In a fury, he stood. He gathered his evidence and went to the door.

He shouted profanely to his guards who were a short distance down the hall. Then two new ones appeared. They each took Alex by an arm and roughly ripped her from her chair. They marched her down several unfamiliar corridors and opened an iron door that led to a small cell. They pushed her in. The door slammed behind her.

There was a sink against one wall, a mattress and a hole in the cement floor. There was one window, way up high, maybe twelve feet off the ground. There was no way she could get to it, nor would she have been able to get through it.

She was in isolation but had no idea for how long. She sat on the stone floor, let her face sink into her hands and prayed as she hadn’t prayed in months. Then she broke down completely and cried.

SIXTY-ONE

For the next two days, Alex remained in isolation. A brutal overhead light burned all the time. Breakfast was served at 5:00 a.m., a piece of bread, a banana, and a dirty plastic bottle filled with water. The water contained particles of something and had a strange tint to it.

Strangely, there was no more questioning. Alex feared that her captors, in their incompetent but Third-World way, were trying to find out more about who she was. Maybe Paul hadn’t really fled. Maybe they were searching for him. All she knew was that her head was turning mushy. Thoughts of suicide returned to her, like an old, unwelcome adversary, an evil black spirit, that she had already defeated once in the dark days after Kiev.

Against these dark impulses, she tried to weigh everything that her Christian faith had brought to her: having been on the threshold of suicide before, she was later grateful for not having pulled a trigger. But where was God now?

The old phrase came back: a permanent solution to a temporary problem. But how temporary was this problem?
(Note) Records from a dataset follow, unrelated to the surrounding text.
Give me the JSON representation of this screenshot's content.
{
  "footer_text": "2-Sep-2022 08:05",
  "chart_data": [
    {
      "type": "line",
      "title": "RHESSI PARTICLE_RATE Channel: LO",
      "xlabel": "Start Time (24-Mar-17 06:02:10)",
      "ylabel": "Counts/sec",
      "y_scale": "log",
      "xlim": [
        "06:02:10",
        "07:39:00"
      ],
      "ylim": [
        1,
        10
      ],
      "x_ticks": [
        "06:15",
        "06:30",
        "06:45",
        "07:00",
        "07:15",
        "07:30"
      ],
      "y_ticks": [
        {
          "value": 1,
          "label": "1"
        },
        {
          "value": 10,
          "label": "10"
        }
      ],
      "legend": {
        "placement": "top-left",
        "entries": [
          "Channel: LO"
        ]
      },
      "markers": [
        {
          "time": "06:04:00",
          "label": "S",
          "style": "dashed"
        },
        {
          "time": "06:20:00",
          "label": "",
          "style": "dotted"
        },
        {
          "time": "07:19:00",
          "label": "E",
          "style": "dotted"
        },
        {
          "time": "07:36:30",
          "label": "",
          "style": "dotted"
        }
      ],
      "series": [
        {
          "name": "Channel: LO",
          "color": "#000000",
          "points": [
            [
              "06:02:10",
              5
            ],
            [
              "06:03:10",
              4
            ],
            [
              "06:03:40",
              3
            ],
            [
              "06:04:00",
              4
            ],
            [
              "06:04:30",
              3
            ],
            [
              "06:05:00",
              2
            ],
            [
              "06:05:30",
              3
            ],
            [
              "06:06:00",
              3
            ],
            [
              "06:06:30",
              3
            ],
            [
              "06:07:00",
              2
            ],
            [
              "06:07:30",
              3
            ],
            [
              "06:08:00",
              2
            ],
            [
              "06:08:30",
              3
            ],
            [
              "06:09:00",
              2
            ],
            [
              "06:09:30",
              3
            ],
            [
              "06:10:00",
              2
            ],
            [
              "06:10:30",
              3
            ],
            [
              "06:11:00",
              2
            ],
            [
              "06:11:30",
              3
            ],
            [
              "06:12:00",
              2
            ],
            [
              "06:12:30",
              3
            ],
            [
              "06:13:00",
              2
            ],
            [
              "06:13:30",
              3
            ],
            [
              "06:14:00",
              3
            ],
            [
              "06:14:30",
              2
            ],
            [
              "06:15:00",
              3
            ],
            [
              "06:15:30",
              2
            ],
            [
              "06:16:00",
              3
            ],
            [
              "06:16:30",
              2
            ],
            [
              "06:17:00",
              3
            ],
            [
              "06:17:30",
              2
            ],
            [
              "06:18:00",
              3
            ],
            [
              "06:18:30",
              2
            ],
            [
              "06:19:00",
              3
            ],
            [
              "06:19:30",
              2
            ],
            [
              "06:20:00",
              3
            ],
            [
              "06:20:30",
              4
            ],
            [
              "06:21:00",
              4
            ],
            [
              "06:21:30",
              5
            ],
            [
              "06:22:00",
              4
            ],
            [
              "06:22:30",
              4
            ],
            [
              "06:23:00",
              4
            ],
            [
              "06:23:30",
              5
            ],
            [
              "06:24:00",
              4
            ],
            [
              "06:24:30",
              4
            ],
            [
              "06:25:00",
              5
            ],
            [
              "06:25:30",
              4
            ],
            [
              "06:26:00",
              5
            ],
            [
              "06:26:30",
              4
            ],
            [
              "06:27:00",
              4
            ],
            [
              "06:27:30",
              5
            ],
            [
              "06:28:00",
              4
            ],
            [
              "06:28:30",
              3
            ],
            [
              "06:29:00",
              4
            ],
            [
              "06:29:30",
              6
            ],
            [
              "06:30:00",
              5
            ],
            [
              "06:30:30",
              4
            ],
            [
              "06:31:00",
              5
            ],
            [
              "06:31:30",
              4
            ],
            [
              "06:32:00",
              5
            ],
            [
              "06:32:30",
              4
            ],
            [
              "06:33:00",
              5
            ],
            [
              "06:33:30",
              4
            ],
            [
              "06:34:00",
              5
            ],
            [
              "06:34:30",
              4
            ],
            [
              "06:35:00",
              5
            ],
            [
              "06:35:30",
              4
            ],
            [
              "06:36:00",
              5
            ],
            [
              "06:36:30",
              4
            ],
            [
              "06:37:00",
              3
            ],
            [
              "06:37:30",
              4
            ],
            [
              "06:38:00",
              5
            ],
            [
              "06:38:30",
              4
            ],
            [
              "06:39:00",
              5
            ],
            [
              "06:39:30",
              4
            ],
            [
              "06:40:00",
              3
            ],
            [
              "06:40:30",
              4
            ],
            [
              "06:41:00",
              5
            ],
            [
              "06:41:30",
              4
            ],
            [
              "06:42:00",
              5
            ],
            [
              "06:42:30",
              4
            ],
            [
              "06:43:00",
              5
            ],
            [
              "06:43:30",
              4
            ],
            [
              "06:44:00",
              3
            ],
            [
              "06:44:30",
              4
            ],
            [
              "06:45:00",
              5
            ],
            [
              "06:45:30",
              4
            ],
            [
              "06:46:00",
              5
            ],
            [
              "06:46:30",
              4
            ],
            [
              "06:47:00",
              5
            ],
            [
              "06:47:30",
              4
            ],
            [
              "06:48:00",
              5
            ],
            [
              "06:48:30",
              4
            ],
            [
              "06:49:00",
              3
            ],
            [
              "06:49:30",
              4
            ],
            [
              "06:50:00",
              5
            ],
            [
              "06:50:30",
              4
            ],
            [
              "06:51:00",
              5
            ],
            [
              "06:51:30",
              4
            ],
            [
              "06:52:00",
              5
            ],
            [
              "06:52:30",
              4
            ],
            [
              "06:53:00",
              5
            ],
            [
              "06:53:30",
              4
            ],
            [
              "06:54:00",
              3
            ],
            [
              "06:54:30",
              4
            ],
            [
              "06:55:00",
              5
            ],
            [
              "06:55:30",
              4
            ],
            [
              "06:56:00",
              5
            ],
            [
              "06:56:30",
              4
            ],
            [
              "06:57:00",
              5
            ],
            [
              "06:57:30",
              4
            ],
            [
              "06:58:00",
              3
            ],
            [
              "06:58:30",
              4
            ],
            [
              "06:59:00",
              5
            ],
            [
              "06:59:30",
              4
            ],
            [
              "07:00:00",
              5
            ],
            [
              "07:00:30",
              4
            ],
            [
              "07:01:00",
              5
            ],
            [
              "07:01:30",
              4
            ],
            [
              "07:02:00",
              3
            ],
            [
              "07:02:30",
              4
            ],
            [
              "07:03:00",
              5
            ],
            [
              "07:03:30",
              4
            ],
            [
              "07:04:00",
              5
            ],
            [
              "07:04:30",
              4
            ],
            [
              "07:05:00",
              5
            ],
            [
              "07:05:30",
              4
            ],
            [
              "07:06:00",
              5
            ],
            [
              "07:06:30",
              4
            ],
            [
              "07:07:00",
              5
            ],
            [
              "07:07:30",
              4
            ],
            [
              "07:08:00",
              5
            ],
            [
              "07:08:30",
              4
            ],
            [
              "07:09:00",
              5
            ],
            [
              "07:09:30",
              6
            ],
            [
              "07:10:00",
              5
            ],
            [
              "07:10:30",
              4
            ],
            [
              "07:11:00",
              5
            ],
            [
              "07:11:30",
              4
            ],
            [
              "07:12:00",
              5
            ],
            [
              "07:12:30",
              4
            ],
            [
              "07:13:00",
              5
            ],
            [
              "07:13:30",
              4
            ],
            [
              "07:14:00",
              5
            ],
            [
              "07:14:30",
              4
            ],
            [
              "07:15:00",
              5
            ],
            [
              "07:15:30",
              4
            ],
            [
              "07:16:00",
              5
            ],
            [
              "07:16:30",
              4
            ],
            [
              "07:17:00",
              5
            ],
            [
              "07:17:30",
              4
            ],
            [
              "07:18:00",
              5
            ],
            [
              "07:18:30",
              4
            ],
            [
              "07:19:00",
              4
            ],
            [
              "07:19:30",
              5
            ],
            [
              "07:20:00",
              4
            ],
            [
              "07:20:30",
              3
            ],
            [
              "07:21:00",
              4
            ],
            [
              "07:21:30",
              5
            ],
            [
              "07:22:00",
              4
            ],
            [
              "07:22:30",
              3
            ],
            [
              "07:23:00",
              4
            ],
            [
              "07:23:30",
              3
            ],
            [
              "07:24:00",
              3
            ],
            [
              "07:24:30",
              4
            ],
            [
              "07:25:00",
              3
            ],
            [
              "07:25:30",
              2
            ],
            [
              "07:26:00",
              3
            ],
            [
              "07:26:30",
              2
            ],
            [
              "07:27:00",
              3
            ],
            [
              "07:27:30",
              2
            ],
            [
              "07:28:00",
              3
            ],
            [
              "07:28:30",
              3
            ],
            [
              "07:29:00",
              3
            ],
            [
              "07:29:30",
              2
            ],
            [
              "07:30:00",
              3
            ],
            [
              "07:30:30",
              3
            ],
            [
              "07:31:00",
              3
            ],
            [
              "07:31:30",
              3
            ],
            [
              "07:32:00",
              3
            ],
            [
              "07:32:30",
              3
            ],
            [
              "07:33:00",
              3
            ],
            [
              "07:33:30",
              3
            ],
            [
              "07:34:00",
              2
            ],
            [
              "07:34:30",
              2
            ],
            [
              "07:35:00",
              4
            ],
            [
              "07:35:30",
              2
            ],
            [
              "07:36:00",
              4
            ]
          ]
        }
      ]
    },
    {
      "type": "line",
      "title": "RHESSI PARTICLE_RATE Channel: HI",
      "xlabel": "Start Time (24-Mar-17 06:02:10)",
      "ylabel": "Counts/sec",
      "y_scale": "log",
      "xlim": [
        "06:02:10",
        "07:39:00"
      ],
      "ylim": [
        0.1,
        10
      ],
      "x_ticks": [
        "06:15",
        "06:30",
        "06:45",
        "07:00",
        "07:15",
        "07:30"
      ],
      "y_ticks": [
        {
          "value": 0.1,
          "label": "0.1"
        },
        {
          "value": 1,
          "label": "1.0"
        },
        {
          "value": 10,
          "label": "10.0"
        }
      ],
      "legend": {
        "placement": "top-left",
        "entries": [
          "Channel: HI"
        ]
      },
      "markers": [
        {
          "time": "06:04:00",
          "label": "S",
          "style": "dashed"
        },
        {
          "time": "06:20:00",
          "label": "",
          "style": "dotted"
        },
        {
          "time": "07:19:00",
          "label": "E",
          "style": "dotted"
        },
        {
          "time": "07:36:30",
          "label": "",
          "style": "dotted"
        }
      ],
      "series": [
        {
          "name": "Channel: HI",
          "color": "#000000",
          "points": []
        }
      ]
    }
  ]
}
Thirty years’ worth of temporary? Would her government really get her back? Had Paul Guarneri set her up? Had he really killed a man in Havana perhaps to avenge an old family grievance? Could she believe a single word that Major Mejias had said? Or would she have been wise to believe every word of it?

In her tiny cell, as her mind tilted and rambled, she looked for ways to kill herself – theoretically, at least. She saw none, other than a hunger strike. But then, if she died in custody, wouldn’t that just be a victory for those who’d imprisoned her? A stubborn streak started to kick against her suicidal impulses. Her spirits seesawed by the hour.

On the third day she was taken out of her cell with four other women.

They were marched to a shower and told to disrobe. A male guard came by, amused, and sprayed them for lice. Then they were led to the next chamber, which was a shower. They were given a crude piece of industrial soap and told they had five minutes to wash as two fat matrons stood at the portal to the showers and watched.

The five-minute limit was the first mention of time since she had arrived. Time: she wondered if her existence over the last few days presaged the coming years.